Con esta anécdota, que nunca he olvidado, quiero demostrar cómo aprendí a respetar cosas tan elementales como la puntualidad, la disciplina, el rigor en el trabajo y el respeto. Claudio de la Torre, del que ya he recordado alguna lección más que me dio, supo admitir su error y, a su manera, pedir perdón al actor, entonces un Rodero muy joven que estaba contratado como galancito en la compañía, donde los primeros actores, Elvira Noriega y Ángel Picazo, daban siempre ejemplo de todas esas virtudes que he señalado.

En este sentido, nunca olvidaré la lección suprema que me dio el gran José Bódalo en la que fue mi primera interpretación teatral como adulto o, por lo menos, no como niño, aunque tuviese solamente diecisiete años. Fue en el Teatro Reina Victoria de Madrid, en 1960, cuando ensayábamos una obra que tuvo mucho éxito: Lucy Crown.
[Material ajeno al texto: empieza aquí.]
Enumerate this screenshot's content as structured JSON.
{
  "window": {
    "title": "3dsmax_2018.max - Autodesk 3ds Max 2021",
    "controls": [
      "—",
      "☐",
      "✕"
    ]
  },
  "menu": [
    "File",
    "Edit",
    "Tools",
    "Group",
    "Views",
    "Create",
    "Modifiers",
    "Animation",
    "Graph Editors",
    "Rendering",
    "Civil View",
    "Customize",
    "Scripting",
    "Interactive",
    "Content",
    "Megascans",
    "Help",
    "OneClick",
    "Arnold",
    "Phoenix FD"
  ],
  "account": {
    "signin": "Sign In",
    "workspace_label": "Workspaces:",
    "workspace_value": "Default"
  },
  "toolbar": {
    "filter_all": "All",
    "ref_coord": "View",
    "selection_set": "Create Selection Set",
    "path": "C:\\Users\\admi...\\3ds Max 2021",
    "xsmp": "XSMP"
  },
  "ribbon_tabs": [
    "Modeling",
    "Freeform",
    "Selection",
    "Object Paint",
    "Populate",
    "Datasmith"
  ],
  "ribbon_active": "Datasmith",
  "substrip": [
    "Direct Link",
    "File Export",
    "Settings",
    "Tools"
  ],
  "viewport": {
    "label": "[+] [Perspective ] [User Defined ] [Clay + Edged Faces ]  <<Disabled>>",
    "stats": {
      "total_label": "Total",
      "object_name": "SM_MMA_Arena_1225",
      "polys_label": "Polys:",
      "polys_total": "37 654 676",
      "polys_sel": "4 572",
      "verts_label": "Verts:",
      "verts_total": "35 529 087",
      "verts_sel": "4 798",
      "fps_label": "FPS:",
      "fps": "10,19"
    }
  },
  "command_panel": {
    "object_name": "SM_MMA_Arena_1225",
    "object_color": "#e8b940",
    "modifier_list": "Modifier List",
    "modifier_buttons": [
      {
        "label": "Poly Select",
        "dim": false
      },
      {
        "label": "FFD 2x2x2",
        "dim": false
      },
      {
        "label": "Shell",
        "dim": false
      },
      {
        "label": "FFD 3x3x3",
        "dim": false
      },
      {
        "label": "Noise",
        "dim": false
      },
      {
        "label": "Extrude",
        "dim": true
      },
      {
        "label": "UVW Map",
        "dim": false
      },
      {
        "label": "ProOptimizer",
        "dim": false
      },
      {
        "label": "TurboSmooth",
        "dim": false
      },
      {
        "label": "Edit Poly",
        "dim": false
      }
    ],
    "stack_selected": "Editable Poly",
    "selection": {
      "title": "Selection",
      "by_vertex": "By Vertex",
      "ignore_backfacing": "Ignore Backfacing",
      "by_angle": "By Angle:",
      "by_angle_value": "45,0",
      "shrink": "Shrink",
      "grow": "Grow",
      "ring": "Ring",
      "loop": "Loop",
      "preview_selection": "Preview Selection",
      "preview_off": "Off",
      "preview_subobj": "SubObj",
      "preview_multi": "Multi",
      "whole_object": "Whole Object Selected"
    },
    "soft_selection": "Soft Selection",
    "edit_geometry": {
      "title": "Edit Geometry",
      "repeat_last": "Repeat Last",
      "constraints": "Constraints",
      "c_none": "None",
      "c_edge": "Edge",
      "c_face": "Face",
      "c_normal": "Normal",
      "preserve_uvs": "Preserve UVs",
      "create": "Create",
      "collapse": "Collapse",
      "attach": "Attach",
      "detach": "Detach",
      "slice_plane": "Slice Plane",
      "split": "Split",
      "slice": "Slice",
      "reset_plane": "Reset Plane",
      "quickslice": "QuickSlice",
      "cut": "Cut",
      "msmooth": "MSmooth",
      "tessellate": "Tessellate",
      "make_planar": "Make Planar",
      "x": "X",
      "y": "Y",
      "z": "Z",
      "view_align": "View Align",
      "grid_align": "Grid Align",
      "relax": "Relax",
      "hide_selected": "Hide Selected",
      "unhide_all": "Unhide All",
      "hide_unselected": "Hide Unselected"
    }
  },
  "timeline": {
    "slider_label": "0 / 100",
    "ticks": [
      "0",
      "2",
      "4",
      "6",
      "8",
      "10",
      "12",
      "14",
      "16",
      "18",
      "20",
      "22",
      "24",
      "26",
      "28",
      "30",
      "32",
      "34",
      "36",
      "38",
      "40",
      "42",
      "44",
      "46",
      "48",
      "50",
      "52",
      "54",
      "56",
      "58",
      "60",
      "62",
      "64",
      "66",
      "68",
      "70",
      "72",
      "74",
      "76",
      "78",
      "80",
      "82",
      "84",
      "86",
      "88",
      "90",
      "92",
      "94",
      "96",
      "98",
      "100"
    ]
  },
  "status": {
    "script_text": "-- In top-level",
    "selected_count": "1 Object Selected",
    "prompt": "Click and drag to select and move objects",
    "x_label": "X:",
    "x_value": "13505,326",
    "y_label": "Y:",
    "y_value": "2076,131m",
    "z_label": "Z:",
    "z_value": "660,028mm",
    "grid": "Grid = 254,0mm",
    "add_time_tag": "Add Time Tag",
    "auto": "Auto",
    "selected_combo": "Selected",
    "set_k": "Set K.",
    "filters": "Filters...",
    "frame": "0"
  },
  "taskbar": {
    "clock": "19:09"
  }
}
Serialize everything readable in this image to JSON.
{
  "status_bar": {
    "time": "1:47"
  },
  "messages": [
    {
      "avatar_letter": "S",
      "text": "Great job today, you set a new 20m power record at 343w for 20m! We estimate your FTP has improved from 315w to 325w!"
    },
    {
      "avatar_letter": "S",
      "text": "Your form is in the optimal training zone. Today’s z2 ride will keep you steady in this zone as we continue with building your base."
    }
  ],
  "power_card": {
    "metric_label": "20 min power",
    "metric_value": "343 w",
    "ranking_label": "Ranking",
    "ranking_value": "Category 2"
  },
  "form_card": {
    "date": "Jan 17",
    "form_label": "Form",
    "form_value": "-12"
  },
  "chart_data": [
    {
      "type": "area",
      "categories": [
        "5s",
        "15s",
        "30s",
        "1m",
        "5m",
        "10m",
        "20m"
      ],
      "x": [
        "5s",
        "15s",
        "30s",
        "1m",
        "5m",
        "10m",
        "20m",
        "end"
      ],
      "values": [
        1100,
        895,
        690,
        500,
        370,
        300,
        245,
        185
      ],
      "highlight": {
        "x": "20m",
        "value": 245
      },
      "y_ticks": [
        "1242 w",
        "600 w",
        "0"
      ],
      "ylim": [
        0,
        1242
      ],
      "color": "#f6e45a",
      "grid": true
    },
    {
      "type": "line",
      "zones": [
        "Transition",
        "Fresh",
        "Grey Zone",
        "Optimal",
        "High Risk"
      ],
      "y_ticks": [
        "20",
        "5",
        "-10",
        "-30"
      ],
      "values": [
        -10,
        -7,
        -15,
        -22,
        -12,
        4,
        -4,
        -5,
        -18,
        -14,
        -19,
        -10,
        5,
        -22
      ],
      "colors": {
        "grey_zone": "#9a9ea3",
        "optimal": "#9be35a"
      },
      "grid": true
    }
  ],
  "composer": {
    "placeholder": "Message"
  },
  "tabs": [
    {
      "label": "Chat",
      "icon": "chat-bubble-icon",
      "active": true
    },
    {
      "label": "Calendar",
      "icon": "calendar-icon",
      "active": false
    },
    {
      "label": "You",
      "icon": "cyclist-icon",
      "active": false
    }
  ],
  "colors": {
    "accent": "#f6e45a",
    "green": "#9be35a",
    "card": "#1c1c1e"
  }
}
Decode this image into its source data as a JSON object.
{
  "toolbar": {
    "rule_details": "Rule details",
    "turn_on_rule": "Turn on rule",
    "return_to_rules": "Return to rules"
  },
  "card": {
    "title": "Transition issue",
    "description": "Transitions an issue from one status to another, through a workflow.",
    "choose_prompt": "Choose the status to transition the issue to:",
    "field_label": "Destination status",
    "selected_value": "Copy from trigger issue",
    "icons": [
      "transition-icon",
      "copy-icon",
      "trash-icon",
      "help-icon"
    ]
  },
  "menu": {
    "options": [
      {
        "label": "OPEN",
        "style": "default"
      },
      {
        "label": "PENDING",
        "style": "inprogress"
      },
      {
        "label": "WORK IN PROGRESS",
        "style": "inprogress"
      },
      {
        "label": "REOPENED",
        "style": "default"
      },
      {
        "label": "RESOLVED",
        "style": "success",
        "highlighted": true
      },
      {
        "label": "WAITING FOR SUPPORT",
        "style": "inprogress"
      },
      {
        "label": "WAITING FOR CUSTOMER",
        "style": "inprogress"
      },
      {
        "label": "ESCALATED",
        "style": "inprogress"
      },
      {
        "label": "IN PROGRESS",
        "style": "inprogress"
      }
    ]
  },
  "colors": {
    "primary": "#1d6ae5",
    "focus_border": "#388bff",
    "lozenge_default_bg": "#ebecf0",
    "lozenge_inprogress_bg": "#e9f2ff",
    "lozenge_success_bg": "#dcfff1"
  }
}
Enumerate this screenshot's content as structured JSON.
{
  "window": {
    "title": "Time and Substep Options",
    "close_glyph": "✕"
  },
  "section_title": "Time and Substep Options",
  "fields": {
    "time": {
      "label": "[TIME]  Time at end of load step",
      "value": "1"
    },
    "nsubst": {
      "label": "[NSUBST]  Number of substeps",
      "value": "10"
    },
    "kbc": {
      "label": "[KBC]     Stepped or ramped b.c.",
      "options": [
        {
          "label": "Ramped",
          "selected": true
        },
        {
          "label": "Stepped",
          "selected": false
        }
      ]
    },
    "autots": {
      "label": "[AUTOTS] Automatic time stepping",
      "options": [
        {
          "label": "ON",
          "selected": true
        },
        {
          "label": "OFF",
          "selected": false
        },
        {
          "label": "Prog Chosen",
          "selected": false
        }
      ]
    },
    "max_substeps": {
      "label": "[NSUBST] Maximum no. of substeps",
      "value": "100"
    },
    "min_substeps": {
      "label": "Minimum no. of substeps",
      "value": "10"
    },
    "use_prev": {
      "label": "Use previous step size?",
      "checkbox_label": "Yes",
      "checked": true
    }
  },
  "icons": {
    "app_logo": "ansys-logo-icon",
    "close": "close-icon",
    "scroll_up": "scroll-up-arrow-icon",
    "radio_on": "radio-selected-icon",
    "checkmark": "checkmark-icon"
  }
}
Era un drama con mucha hondura y yo interpretaba al hijo de Bódalo y Tina Gascó, cabeceras de cartel y compañía. En un momento concreto, con gran dramatismo y angustia, mi personaje debía admitir a su padre que su madre y esposa le era infiel… Yo lo hice de la manera mejor que pude, poniendo mis cinco sentidos. Cuando terminó, le pregunté a Bódalo: “Don José, dígame cómo he estado, si cree que debe ser así”. El gran actor me dijo: “Has estado sensacional, Luisito. Mejor imposible, pero hay una pega. No debes contármelo a mí, sino que tiene que oírte, escucharte perfectamente el público, desde la primera fila del patio de butacas hasta la última del tercer piso…” Me quedé perplejo y me atrevía a preguntar de nuevo: “¿Y cómo lo consigo, Don José? Me contestó, tranquilo y sereno: “Siguiendo mi tono, acoplándote a él, así te oirán perfectamente” Y así fue. No lo olvidé. Una lección práctica y eficacísima.